Tuesday, February 27, 2007

A Warning From the Past

I have modified this passage for the common day, though
it is still timely and continues to be timely.

Certain people in the AFL-CIO are wise to this as well.

"A Warning for the Past"

Exclusive Submission to Portside

By Stewart Acuff, National AFL-CIO Organizing Director

"Driven by these provocations and frustrations, there
is the danger that America may be tempted to exert all
the terrible power she possesses to compel history to
conform to her own illusions. The extreme, but by no
means the only expression, would be the so-called
preventive war."

"Such historians must have learned that virtue has
never been defined by national or regional boundaries,
and that morality and rectitude are not the monopolies
of factions or parties. They must reveal the fallacy
of a diplomacy based on moral bigotry, as well as the
fallacy of one that relies on economic coercion through
the fancied indispensability of favored products. Their
studies would show the futility of erecting
intellectual barricades against unpopular ideas of
employing censorship and repression against social
criticism, and of imposing the ideas of the conqueror
upon defeated peoples by force of arms."

Sound like Michael Moore or Howard Dean in 2004? It
may sound like them, but neither of them wrote it and
it wasn't written in 2004. No, these wise words were
written in 1952 by C. Vann Woodward, one of America's
most esteemed historians as a warning during the Cold
War, in his book "The Burden of Southern History." They
could not, however, be any more timely than they are
today. The lies, falsehoods, and fallacious
braggadocio of this President are unequalled by any
other in our nation's history.

Woodward wants America not to use its power to compel
history to conform to its illusions. That is precisely
why the neo-conservatives in the Bush Administration
wanted to make war in Iraq, to force the Middle East to
conform to this illusion.

While a wise man 50 years ago cautioned the nation to
avoid preventive war, George Bush has based our
country's latest foreign policy doctrine on preventive
war. Woodward's warning serves as an indictment of
Bush. Bush has prosecuted a preventive war that is
unnecessary, unjust and evil. He has used moral
bigotry against all who don't subscribe to his narrow,
provincial and biased morality.

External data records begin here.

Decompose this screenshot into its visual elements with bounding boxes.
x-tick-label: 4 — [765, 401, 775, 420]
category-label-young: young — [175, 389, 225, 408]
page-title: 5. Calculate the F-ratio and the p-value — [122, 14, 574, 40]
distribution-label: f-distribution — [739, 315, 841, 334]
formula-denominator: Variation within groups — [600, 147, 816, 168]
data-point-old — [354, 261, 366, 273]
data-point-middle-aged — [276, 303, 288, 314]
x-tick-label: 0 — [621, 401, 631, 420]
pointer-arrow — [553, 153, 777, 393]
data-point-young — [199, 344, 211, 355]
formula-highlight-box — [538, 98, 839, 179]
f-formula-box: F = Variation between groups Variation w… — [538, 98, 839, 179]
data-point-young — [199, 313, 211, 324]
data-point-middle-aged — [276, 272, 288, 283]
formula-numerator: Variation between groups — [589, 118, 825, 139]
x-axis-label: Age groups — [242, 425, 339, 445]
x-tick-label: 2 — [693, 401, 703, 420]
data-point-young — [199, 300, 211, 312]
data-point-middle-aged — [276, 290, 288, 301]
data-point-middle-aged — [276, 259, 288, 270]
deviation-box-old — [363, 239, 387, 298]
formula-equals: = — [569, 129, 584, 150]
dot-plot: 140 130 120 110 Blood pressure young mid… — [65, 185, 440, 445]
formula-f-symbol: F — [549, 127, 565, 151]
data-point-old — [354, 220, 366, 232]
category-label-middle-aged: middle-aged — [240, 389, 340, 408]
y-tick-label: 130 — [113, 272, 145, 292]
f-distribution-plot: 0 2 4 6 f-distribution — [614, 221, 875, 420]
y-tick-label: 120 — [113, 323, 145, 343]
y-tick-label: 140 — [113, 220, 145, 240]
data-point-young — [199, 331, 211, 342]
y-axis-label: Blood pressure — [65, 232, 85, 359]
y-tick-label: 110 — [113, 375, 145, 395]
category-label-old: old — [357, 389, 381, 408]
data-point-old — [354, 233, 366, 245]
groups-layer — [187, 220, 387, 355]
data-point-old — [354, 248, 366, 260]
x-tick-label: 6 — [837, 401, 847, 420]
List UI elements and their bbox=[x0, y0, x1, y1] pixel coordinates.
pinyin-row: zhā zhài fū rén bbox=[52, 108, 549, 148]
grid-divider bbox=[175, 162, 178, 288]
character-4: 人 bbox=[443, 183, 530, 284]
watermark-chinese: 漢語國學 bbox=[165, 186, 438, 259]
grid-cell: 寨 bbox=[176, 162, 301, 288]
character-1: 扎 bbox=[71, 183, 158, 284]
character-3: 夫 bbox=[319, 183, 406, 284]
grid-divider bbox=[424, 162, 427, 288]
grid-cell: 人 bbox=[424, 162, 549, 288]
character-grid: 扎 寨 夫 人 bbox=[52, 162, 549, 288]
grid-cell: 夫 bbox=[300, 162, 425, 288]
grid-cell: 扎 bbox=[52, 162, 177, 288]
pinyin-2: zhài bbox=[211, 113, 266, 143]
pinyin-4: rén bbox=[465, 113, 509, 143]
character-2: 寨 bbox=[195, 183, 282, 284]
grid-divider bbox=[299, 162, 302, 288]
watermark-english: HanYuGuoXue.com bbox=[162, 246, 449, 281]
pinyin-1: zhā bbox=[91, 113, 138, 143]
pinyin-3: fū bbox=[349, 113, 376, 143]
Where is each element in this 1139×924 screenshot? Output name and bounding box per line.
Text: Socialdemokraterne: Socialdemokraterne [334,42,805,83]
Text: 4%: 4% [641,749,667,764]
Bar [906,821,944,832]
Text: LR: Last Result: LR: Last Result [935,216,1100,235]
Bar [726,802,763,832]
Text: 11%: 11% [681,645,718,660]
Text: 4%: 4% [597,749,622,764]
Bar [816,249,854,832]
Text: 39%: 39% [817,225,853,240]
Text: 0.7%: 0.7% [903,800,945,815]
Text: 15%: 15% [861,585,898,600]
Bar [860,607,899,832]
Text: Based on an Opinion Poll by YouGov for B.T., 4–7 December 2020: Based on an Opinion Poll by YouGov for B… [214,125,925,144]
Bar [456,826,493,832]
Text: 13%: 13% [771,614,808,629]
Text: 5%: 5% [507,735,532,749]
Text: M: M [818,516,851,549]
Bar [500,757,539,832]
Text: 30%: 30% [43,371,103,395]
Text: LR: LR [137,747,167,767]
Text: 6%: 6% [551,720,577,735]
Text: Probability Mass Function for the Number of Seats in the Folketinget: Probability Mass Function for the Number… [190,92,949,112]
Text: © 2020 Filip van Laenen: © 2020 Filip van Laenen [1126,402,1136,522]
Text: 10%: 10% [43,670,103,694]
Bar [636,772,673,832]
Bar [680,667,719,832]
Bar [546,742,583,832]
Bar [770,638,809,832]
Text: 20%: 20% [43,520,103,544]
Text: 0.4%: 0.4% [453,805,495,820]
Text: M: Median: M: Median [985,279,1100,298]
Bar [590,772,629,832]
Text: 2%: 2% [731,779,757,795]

With Rumsfeld's
dismissal of old Europe and the U.N., Bush and his
people think virtue rests with us.

Bush and his followers have scoffed at and scorned all
who disagree with them, causing huge police
overreaction, ever creating temporary police states
during demonstrations at the FTAA summit in November 2003
in Miami and at the Republican Convention in New York

And in Iraq, they are right now trying to impose their
will and ideas in a country by force of arms, even
going so far as to try to use CIA covert operations to
"help" favored candidates.

Iraq is going terribly, horribly wrong. Over 3,000
Americans have died and as many as 100,000 Iraqis have
died. Bush lied about the reasons to go to war. He
has and continues to lie repeatedly about how it is
going. He has obscenely gloated while people are
dying. And with his cocksure, "Bring 'em on," he has
invited more attacks and encouraged the insurgents.